05 December 2008

Divine Favor's Paradoxical Prerequisite

From Luther's 95 Theses, here's #63, concerning Christ's statement that the first will be last and the last first:

The gospel destroys those things which exist, it confounds the strong, it confounds the wise and reduces them to nothingness, to weakness, to foolishness, because it teaches humility and a cross. . . . [I]t is not surprising that this saying of Christ is most odious to those who desire to be something, who want to be wise and mighty in their own eyes and before men, and who consider themselves to be ‘the first.’

--LW 31:232.

I'm working on a project currently called 'Strength through Weakness: Divine Favor and Its Paradoxical Prerequisite,' tracing a theme all through the Bible: the theme of paradox, the counterintuitive way in which God blesses people, the way the weak triumph and the strong are shamed.

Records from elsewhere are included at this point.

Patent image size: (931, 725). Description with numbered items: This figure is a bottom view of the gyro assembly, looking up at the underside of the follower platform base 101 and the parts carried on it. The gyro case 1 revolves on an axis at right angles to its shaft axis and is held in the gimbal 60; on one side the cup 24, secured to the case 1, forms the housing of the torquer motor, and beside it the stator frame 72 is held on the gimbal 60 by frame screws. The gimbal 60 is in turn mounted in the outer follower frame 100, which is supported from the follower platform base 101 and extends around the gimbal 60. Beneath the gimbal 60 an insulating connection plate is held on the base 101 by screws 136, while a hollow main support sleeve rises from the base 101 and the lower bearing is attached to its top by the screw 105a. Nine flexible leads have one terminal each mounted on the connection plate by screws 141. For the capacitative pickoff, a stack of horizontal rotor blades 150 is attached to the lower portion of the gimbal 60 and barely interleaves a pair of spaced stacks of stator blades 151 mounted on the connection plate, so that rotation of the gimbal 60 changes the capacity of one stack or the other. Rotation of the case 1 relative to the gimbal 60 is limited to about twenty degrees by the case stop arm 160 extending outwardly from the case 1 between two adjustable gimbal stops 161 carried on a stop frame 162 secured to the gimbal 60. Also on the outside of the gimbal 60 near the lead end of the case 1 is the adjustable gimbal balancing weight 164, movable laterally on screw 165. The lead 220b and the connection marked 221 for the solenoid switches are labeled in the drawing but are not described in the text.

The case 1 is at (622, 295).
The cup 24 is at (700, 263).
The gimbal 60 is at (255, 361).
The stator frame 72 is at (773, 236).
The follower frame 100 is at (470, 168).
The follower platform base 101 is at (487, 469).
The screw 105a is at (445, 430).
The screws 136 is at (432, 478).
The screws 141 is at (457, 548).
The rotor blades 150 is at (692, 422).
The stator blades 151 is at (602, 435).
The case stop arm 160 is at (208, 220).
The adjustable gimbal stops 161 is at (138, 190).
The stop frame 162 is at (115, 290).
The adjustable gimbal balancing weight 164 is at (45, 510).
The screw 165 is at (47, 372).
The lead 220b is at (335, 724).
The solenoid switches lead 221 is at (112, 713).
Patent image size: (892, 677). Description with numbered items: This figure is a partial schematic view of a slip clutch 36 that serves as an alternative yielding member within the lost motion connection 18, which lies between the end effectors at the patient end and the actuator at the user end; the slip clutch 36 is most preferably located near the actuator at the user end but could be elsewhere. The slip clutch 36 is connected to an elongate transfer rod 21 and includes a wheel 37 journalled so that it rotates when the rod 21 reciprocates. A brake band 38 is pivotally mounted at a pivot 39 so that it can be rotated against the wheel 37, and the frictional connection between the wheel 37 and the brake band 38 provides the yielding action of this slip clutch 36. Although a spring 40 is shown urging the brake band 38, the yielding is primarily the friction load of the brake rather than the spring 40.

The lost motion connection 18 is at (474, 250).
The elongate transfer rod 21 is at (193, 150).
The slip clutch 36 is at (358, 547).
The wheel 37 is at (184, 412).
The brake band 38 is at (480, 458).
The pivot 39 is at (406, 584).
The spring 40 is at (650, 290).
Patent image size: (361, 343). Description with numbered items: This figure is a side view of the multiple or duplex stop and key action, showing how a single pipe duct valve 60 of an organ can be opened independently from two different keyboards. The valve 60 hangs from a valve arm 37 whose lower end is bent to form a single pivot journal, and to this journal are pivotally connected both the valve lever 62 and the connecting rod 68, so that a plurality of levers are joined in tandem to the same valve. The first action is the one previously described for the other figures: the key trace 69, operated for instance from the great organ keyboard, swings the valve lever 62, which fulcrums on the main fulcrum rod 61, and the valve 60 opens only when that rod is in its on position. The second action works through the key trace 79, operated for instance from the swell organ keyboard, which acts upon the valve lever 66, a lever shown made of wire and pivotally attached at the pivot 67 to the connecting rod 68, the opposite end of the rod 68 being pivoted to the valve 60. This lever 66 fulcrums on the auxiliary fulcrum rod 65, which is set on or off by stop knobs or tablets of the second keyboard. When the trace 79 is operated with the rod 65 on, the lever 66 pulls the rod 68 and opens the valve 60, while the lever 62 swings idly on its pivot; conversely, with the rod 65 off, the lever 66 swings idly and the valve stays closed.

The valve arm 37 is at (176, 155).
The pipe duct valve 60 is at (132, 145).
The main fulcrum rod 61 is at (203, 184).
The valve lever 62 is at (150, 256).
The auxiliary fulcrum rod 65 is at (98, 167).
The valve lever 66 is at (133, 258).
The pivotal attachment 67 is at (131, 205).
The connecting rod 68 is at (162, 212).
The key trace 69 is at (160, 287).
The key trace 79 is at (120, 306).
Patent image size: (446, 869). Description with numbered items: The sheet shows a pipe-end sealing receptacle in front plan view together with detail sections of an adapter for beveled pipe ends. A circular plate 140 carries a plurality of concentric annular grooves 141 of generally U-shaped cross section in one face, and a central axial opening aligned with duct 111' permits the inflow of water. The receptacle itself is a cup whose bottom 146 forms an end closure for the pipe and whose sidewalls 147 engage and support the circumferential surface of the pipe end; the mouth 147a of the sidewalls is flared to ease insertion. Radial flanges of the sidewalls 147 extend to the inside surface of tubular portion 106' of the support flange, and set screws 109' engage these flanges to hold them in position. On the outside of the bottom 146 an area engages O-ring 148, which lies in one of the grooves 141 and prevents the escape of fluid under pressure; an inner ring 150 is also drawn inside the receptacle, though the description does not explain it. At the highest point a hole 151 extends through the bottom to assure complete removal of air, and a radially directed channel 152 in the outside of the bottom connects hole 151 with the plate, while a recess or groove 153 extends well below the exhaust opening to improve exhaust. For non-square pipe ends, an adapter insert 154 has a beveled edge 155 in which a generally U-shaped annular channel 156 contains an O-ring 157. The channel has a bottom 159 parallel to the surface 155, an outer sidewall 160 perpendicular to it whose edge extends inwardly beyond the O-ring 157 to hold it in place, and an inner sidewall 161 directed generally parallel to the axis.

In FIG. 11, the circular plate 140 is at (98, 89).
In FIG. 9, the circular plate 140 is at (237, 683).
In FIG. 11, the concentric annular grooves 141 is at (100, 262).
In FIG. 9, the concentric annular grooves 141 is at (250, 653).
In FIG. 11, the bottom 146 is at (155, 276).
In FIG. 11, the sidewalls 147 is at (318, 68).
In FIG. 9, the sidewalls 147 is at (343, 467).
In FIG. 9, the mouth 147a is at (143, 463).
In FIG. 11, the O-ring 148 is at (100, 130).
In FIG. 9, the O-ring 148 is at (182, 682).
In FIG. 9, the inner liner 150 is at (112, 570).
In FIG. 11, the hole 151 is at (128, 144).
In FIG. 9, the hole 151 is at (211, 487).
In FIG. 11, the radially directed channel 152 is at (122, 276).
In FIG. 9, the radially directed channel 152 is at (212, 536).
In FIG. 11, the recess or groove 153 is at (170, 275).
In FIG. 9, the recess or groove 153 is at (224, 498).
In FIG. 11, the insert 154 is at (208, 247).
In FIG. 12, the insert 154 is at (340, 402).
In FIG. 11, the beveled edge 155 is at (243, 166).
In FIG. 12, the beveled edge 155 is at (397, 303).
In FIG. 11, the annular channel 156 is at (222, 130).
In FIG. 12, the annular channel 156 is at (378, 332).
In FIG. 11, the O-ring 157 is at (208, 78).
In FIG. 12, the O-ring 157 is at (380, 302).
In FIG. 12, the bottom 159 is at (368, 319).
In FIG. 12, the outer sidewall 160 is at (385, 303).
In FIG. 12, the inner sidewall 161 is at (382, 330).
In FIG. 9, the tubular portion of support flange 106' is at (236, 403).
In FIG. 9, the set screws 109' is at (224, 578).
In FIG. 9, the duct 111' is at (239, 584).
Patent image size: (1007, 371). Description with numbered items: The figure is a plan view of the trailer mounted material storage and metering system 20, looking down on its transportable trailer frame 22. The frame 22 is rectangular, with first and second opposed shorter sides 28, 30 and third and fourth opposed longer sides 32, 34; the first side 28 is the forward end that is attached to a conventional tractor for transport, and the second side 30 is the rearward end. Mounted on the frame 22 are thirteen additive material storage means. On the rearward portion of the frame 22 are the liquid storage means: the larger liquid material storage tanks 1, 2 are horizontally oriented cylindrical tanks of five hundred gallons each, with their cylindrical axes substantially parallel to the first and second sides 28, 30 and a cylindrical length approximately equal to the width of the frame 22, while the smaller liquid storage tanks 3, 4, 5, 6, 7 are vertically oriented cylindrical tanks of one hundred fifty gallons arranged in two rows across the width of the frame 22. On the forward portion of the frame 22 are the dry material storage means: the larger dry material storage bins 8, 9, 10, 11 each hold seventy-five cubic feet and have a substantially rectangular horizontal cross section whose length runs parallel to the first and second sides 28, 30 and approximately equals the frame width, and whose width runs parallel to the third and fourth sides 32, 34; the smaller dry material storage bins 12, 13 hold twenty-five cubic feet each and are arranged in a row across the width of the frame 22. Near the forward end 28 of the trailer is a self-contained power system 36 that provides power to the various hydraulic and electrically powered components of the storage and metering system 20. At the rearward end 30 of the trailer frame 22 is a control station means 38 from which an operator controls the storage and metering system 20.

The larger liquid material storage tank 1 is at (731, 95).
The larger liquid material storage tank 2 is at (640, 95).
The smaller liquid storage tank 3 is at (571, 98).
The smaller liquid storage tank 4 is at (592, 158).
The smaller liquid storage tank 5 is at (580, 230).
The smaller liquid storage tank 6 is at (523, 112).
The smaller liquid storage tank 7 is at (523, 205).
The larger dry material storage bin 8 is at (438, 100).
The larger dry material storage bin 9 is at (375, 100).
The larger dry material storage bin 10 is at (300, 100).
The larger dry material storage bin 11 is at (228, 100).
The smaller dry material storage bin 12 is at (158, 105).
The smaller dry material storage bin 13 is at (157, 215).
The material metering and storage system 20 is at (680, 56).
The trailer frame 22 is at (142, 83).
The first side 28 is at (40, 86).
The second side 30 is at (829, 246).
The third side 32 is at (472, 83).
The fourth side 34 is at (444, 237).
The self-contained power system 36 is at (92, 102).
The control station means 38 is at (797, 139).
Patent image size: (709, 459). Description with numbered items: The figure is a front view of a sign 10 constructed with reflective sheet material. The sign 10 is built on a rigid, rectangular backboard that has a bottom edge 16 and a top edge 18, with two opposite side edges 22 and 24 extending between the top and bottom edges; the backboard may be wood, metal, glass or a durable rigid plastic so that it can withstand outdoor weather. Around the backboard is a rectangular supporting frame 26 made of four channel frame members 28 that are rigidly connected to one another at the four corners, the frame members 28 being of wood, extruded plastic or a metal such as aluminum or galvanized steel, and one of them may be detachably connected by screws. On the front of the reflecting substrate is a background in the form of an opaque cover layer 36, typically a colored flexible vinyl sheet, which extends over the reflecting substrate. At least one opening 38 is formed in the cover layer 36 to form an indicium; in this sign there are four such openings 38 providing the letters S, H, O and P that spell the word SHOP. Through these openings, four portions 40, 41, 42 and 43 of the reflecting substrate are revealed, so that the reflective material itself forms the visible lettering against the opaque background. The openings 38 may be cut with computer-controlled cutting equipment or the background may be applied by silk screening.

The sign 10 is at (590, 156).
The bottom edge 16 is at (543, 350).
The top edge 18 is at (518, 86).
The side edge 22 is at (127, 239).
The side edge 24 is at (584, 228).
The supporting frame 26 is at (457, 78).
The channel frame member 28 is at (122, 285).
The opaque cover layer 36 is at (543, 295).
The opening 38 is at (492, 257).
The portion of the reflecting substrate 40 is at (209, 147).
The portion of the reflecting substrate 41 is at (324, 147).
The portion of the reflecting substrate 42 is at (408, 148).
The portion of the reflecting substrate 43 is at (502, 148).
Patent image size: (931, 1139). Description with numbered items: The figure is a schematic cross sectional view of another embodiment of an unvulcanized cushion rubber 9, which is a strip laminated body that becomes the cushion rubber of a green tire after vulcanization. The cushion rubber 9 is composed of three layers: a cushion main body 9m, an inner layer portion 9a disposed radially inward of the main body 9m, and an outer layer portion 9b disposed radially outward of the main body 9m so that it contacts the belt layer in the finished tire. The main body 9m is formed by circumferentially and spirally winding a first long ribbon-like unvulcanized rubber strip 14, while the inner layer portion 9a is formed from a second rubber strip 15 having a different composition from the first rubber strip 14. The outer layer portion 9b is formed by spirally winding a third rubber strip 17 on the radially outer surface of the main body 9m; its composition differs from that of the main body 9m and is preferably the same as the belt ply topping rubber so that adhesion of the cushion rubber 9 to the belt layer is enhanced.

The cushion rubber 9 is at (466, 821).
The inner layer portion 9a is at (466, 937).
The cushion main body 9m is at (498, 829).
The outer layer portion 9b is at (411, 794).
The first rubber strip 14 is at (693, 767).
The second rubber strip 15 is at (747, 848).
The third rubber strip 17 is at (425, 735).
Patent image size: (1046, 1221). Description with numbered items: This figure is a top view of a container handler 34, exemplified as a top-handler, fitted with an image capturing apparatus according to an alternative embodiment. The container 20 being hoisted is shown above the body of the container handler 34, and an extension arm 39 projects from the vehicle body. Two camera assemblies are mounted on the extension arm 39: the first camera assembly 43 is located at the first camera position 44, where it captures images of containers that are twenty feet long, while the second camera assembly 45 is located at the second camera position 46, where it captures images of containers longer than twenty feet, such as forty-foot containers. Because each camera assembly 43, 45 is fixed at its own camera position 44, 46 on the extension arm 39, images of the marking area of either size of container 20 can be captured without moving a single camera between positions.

I detect two sub-strands: (1) God's approval comes to those, counterintuitively, who admit they ought not to have it; and (2) God's power comes to those, counterintuitively, who divest themselves of self-dependent effort. In other words, at the inauguration and in the course of the Christian life, both positionally and existentially, in justification and sanctification, new birth and growth, the initial blessing and ongoing blessing, God for us and God in us--in both dimensions, God's favor comes not to those who think they qualify but to those who know they don't. It's shot all through the Bible. And still sinking in to my own heart.